Unless, it is something like the oilsands and pipelines that is the bargaining chip. Ex. “I’ll trade the assets and savings and wellbeing of 1/32 Canadians and their households, for access to the US via a pipeline, and access to the financial markets – or some other preferral.”
Re the ‘fairness’ BS that keeps popping up in these statement – cribbed directly from speeches by Geithner and Shulman: Lets talk about ‘fairness’ we also don’t get US credit for the other taxes we pay here in full – like the HST, property taxes, etc. The Canada/US treaty exists to eliminate/minimize double taxation by the US. We don’t live there, we use no services, our US status is mostly accidental or involuntary, and we are almost effectively prevented from renouncing/relinquishing – by the rising and vindictive obstacles the US places in the way. So, for Australia or other countries to repeat the almost exact phrasing of the US IRS, is collusion in enabling the US to continue in its ‘unique’ system of extraterritorial taxation that victimizes us. There is only so much taxpayer money to go around, and for Canada to assist the US in eying our already transparent (to the CRA) accounts, and already post-tax assets, and CRA registered savings makes no sense.

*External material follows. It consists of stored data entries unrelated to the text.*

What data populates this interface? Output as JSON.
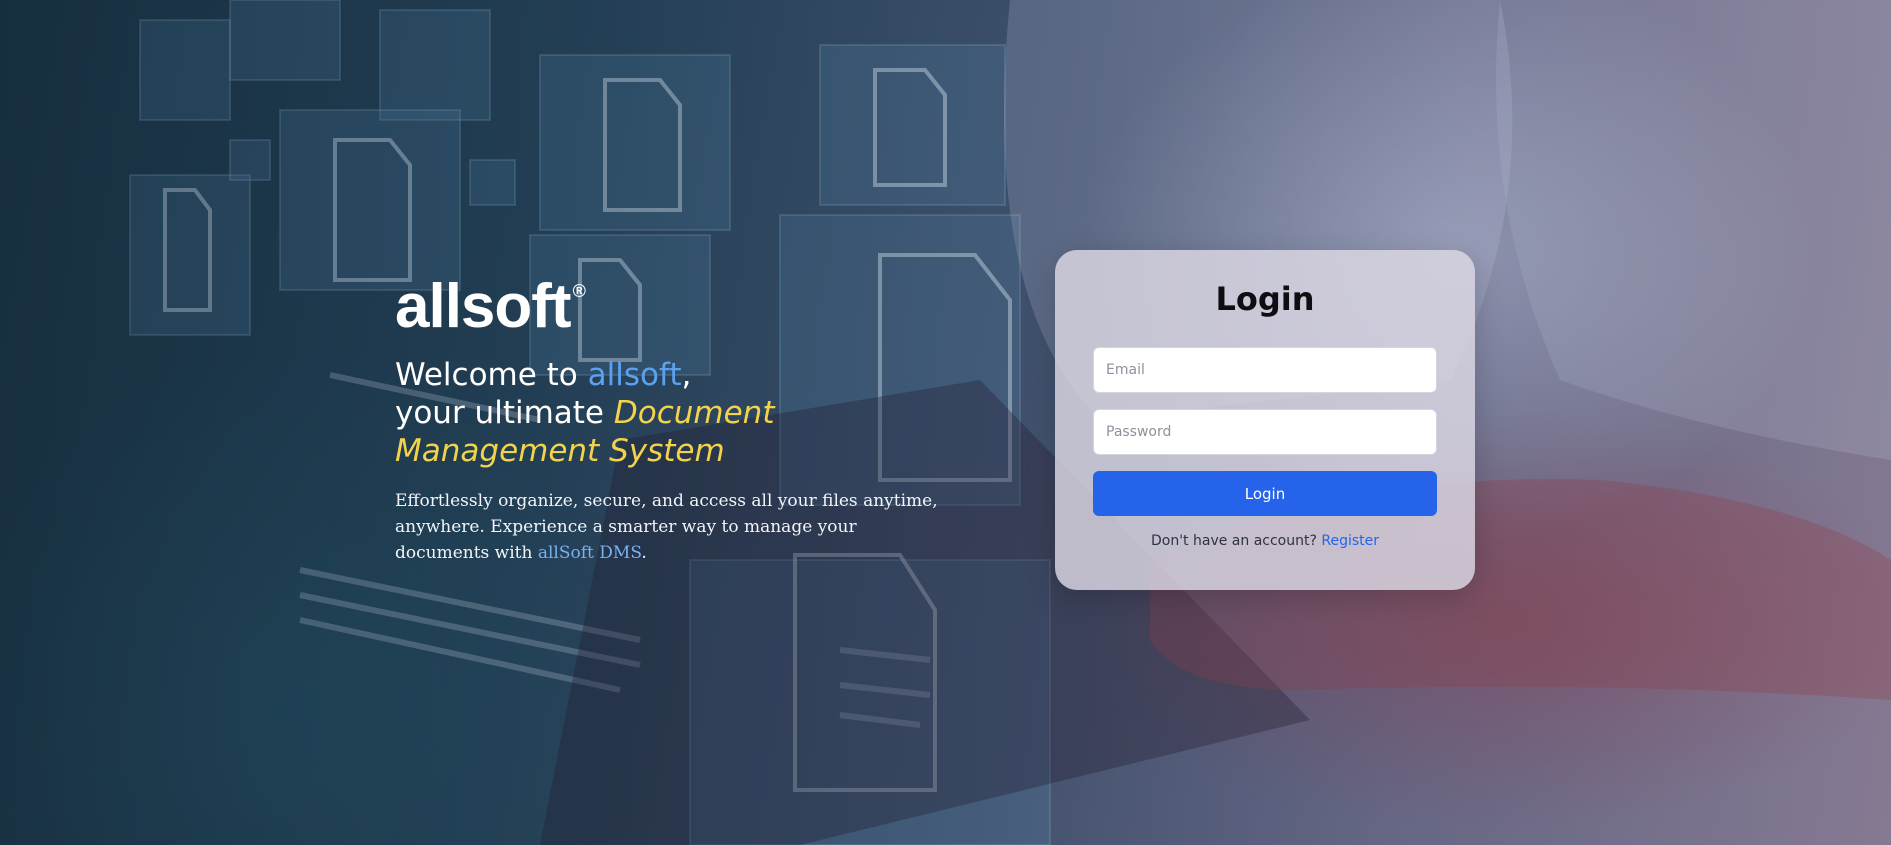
{
  "hero": {
    "logo_text": "allsoft",
    "logo_reg": "®",
    "headline": {
      "welcome_prefix": "Welcome to ",
      "brand": "allsoft",
      "comma": ",",
      "line2_prefix": "your ultimate ",
      "em1": "Document",
      "em2": "Management System"
    },
    "description": {
      "text": "Effortlessly organize, secure, and access all your files anytime, anywhere. Experience a smarter way to manage your documents with ",
      "link": "allSoft DMS",
      "suffix": "."
    }
  },
  "login": {
    "title": "Login",
    "email_placeholder": "Email",
    "password_placeholder": "Password",
    "button_label": "Login",
    "no_account_text": "Don't have an account? ",
    "register_label": "Register"
  },
  "colors": {
    "accent_blue": "#2563eb",
    "brand_blue": "#5aa2f0",
    "highlight_yellow": "#f2d34a"
  }
}
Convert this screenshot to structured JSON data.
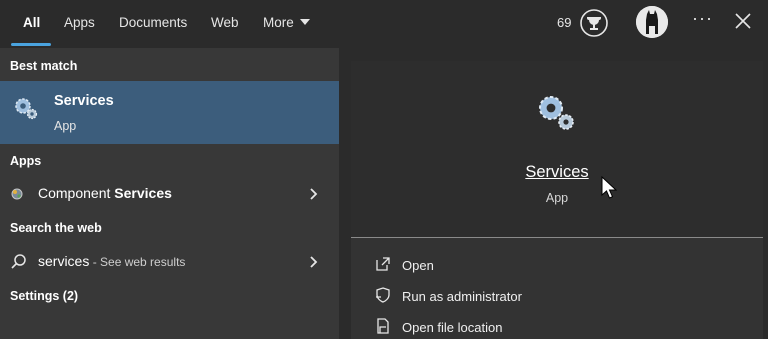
{
  "tabs": [
    {
      "label": "All",
      "active": true
    },
    {
      "label": "Apps"
    },
    {
      "label": "Documents"
    },
    {
      "label": "Web"
    },
    {
      "label": "More"
    }
  ],
  "header": {
    "points": "69",
    "more_options": "···"
  },
  "colors": {
    "accent": "#4aa3df",
    "selection": "#3c5d7c"
  },
  "sections": {
    "best_match": "Best match",
    "apps": "Apps",
    "search_web": "Search the web",
    "settings": "Settings (2)"
  },
  "best_match": {
    "title": "Services",
    "subtitle": "App",
    "icon": "gears-icon"
  },
  "apps": [
    {
      "prefix": "Component ",
      "bold": "Services",
      "icon": "component-services-icon"
    }
  ],
  "web": {
    "query": "services",
    "suffix": " - See web results",
    "icon": "search-icon"
  },
  "details": {
    "title": "Services",
    "subtitle": "App"
  },
  "actions": [
    {
      "label": "Open",
      "icon": "open-icon"
    },
    {
      "label": "Run as administrator",
      "icon": "shield-icon"
    },
    {
      "label": "Open file location",
      "icon": "folder-location-icon"
    }
  ]
}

Maybe we can shame them too, using the argument that if they collude with the US to enable FATCA on every single account in Canada, it flies in the face of Flaherty’s assertion that Canada is not a tax haven – they can’t have it both ways. And treating all of our accounts pre-emptively as if we were money launderers, terror funders and drug lords, is again to make us effectively second class citizens – whose accounts are to be routinely treated proactively to levels of meaningless scrutiny that our fellow Canadians are not subject to. Point out that the US doesn’t simply want to know how much interest is earned, the same as the CRA. FATCA and FBARs go far beyond that. Canada has no evidence that we are of any greater risk for ‘tax evasion’ and financial crimes than any of our fellow Canadians simply by virtue of having been born with the US shackles on our ankles. If it cooperates in a way that treats us as a specific class, with the presumption that we are at greater risk to offend, then that may be a Charter issue – treating one class of Canadians and Canadian residents differently merely by virtue of an additional citizenship status. Same for the green card holders. If they don’t live in the US, and have no US source income or property, then how should Canada agree to assert they are to be beholden to the US for life?